Ils étaient convenus, elle et Rodolphe, qu’en cas d’événement extraordinaire, elle attacherait à la persienne un petit chiffon de papier blanc, afin que, si par hasard il se trouvait à Yonville, il accourût dans la ruelle, derrière la maison. Emma fit le signal ; elle attendait depuis trois quarts d’heure, quand tout à coup elle aperçut Rodolphe au coin des halles. Elle fut tentée d’ouvrir la fenêtre, de l’appeler ; mais déjà il avait disparu.
Elle retomba désespérée.
Bientôt pourtant il lui sembla que l’on marchait sur le trottoir. C’était lui, sans doute ; elle descendit l’escalier, traversa la cour. Il était là, dehors. Elle se jeta dans ses bras.

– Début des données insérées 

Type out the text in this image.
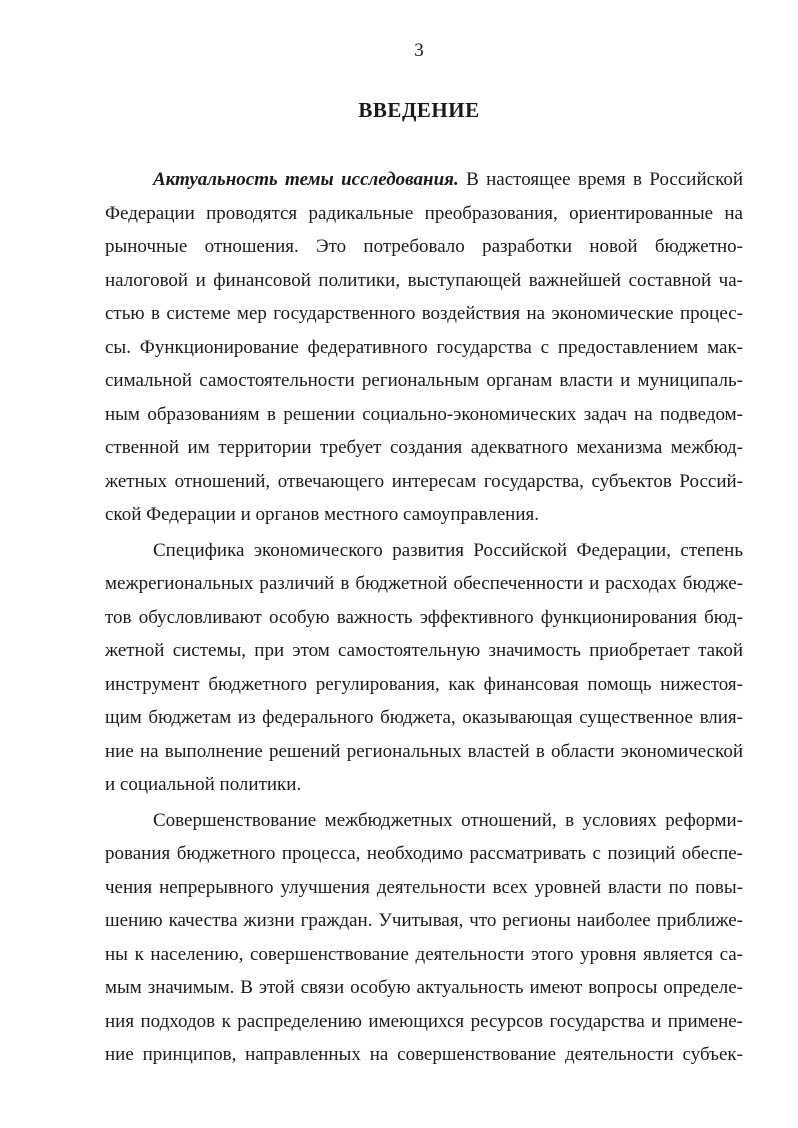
3
ВВЕДЕНИЕ
Актуальность темы исследования. В настоящее время в Российской
Федерации проводятся радикальные преобразования, ориентированные на
рыночные отношения. Это потребовало разработки новой бюджетно-
налоговой и финансовой политики, выступающей важнейшей составной ча-
стью в системе мер государственного воздействия на экономические процес-
сы. Функционирование федеративного государства с предоставлением мак-
симальной самостоятельности региональным органам власти и муниципаль-
ным образованиям в решении социально-экономических задач на подведом-
ственной им территории требует создания адекватного механизма межбюд-
жетных отношений, отвечающего интересам государства, субъектов Россий-
ской Федерации и органов местного самоуправления.
Специфика экономического развития Российской Федерации, степень
межрегиональных различий в бюджетной обеспеченности и расходах бюдже-
тов обусловливают особую важность эффективного функционирования бюд-
жетной системы, при этом самостоятельную значимость приобретает такой
инструмент бюджетного регулирования, как финансовая помощь нижестоя-
щим бюджетам из федерального бюджета, оказывающая существенное влия-
ние на выполнение решений региональных властей в области экономической
и социальной политики.
Совершенствование межбюджетных отношений, в условиях реформи-
рования бюджетного процесса, необходимо рассматривать с позиций обеспе-
чения непрерывного улучшения деятельности всех уровней власти по повы-
шению качества жизни граждан. Учитывая, что регионы наиболее приближе-
ны к населению, совершенствование деятельности этого уровня является са-
мым значимым. В этой связи особую актуальность имеют вопросы определе-
ния подходов к распределению имеющихся ресурсов государства и примене-
ние принципов, направленных на совершенствование деятельности субъек-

– Prends donc garde, dit-il.
– Ah ! si tu savais ! reprit-elle.
Et elle se mit à lui raconter tout, à la hâte, sans suite, exagérant les faits, en inventant plusieurs, et prodiguant les parenthèses si abondamment 397
qu’il n’y comprenait rien.
– Allons, mon pauvre ange, du courage, console-toi, patience !
– Mais voilà quatre ans que je patiente et que je souffre !... Un amour comme le nôtre devrait s’avouer à la face du ciel ! Ils sont à me torturer.
Je n’y tiens plus ! Sauve-moi !
Elle se serrait contre Rodolphe. Ses yeux, pleins de larmes, étincelaient comme des flammes sous l’onde ; sa gorge haletait à coups rapides ; jamais il ne l’avait tant aimée ; si bien qu’il en perdit la tête et qu’il lui dit :
– Que faut-il faire ? que veux-tu ?
– Emmène-moi ! s’écria-t-elle. Enlève-moi !...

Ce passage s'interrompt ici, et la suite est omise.